Access Structured Elements¶

TextElement carries the extracted text in .text plus optional styling in .style (font name, size, bold/italic flags).

ImageElement stores the raw image as .image_base64 and, when an OCR engine is attached, the extracted text as .ocr_text.

BoundingBox (.bbox) records the element's position in points: x0, y0 (top-left) and x1, y1 (bottom-right).

Python

with patch("sayou.document.parser.pdf_parser.fitz") as mock_fitz:
    mock_fitz.TEXTFLAGS_DICT = 0
    img_block = {
        "type": 1,
        "number": 1,
        "bbox": (200, 300, 400, 500),
        "image": b"\x89PNG\r\n\x1a\n" + b"\x00" * 8,
        "ext": "png",
    }
    page = MagicMock()
    page.rect.width = 612.0
    page.rect.height = 792.0
    page.get_text.side_effect = lambda *a, **k: (
        {
            "blocks": [
                {
                    "type": 0,
                    "number": 0,
                    "bbox": (72, 72, 540, 90),
                    "lines": [{"spans": [{"text": "Figure 1: Architecture Diagram"}]}],
                },
                img_block,
            ]
        }
        if a and a[0] == "dict"
        else "Figure 1: Architecture Diagram"
    )
    fitz_doc = MagicMock()
    fitz_doc.page_count = 1
    fitz_doc.load_page.return_value = page
    fitz_doc.get_toc.return_value = []
    mock_fitz.open.return_value = fitz_doc

    doc2 = DocumentPipeline.process(b"%PDF-fake", "mixed.pdf")

page = doc2.pages[0]
text_elems = [e for e in page.elements if isinstance(e, TextElement)]
image_elems = [e for e in page.elements if isinstance(e, ImageElement)]

print("\n=== Access Structured Elements ===")
for e in text_elems:
    print(f"  TextElement  bbox=({e.bbox.x0:.0f},{e.bbox.y0:.0f}) text={e.text!r}")
for e in image_elems:
    b64_len = len(e.image_base64) if e.image_base64 else 0
    print(f"  ImageElement bbox=({e.bbox.x0:.0f},{e.bbox.y0:.0f}) base64_len={b64_len}")

Table of Contents¶

doc.toc is a list of dicts extracted from the PDF bookmark tree.
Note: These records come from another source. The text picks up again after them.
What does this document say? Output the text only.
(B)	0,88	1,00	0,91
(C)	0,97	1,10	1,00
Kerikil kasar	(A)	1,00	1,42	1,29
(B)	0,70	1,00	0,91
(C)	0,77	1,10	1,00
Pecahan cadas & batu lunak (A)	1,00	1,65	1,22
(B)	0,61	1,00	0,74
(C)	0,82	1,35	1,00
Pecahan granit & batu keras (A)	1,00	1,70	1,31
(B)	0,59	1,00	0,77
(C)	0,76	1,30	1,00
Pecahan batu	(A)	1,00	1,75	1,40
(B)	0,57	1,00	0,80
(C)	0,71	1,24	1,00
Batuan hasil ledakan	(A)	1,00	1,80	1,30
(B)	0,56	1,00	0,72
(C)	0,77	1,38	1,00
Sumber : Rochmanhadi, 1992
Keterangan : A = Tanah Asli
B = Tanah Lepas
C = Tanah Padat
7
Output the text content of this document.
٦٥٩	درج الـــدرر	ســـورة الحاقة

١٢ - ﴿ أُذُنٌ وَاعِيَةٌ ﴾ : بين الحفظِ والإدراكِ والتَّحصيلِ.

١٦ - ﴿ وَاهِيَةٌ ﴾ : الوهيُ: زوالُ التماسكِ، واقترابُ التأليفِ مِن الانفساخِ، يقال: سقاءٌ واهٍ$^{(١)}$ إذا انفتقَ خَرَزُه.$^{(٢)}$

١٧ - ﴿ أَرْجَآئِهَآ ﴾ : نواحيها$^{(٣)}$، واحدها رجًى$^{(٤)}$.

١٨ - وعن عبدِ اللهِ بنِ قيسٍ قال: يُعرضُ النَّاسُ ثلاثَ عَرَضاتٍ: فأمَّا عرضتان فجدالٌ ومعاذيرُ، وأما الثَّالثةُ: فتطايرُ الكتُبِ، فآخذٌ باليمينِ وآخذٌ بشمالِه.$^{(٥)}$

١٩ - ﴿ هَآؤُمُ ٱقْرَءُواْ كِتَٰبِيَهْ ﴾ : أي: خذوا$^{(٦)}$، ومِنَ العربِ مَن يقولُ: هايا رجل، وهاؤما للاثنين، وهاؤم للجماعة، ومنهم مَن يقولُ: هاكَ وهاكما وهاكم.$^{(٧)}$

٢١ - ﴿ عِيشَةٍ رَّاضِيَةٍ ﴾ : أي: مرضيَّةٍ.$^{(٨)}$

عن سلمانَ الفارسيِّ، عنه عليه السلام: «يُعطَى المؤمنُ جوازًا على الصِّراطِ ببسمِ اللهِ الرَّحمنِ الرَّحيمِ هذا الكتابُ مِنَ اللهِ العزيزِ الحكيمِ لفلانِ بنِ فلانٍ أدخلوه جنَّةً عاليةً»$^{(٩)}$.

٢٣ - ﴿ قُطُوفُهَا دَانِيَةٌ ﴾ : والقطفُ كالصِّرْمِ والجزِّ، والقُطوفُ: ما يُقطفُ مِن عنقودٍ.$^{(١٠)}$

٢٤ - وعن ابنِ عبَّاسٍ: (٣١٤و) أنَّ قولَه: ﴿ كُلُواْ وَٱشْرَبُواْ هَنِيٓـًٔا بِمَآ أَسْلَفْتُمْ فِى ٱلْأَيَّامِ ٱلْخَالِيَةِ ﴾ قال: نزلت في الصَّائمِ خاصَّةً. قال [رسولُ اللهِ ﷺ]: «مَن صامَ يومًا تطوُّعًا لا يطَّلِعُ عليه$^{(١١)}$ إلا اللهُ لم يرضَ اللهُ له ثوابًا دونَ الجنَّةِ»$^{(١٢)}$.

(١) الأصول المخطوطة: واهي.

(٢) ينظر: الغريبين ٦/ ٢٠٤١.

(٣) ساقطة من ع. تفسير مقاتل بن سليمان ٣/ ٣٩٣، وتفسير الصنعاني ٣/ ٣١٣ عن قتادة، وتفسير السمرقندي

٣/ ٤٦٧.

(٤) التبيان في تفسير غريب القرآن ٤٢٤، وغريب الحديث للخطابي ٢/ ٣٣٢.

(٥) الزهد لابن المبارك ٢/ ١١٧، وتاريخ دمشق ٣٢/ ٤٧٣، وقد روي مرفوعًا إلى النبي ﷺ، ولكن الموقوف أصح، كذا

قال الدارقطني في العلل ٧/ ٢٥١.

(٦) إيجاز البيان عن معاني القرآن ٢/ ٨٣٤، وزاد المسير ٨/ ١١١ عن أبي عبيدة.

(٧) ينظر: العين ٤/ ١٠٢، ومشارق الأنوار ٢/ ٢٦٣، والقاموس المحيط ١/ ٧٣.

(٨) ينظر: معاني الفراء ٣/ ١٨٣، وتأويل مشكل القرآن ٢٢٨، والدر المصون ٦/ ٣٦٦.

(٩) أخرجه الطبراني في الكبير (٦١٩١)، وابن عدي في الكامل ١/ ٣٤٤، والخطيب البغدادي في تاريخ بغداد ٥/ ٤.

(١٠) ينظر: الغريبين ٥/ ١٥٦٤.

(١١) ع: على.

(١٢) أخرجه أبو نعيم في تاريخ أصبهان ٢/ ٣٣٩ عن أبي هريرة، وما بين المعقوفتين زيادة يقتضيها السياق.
Each entry contains level, title, and page_num.

Python

print("\n=== Table of Contents ===")
with patch("sayou.document.parser.pdf_parser.fitz") as mock_fitz:
    mock_fitz.TEXTFLAGS_DICT = 0
    pg = _make_fitz_page("Content")
    fdoc = _make_fitz_doc([pg])
    fdoc.get_toc.return_value = [
        [1, "Introduction", 1],
        [1, "Architecture", 3],
        [2, "Connector", 4],
        [2, "Chunking", 6],
        [1, "Getting Started", 8],
    ]
    mock_fitz.open.return_value = fdoc
    doc3 = DocumentPipeline.process(b"%PDF-fake", "guide.pdf")

for entry in doc3.toc:
    indent = "  " * (entry["level"] - 1)
    print(f"  {indent}[L{entry['level']}] {entry['title']}  (p.{entry['page_num']})")

Save Results¶

Document is a Pydantic model — serialize with .model_dump().

Python

output = doc.model_dump()
with open(OUTPUT_FILE, "w", encoding="utf-8") as f:
    json.dump(output, f, indent=2, ensure_ascii=False)

print(f"\nSaved Document to '{OUTPUT_FILE}'")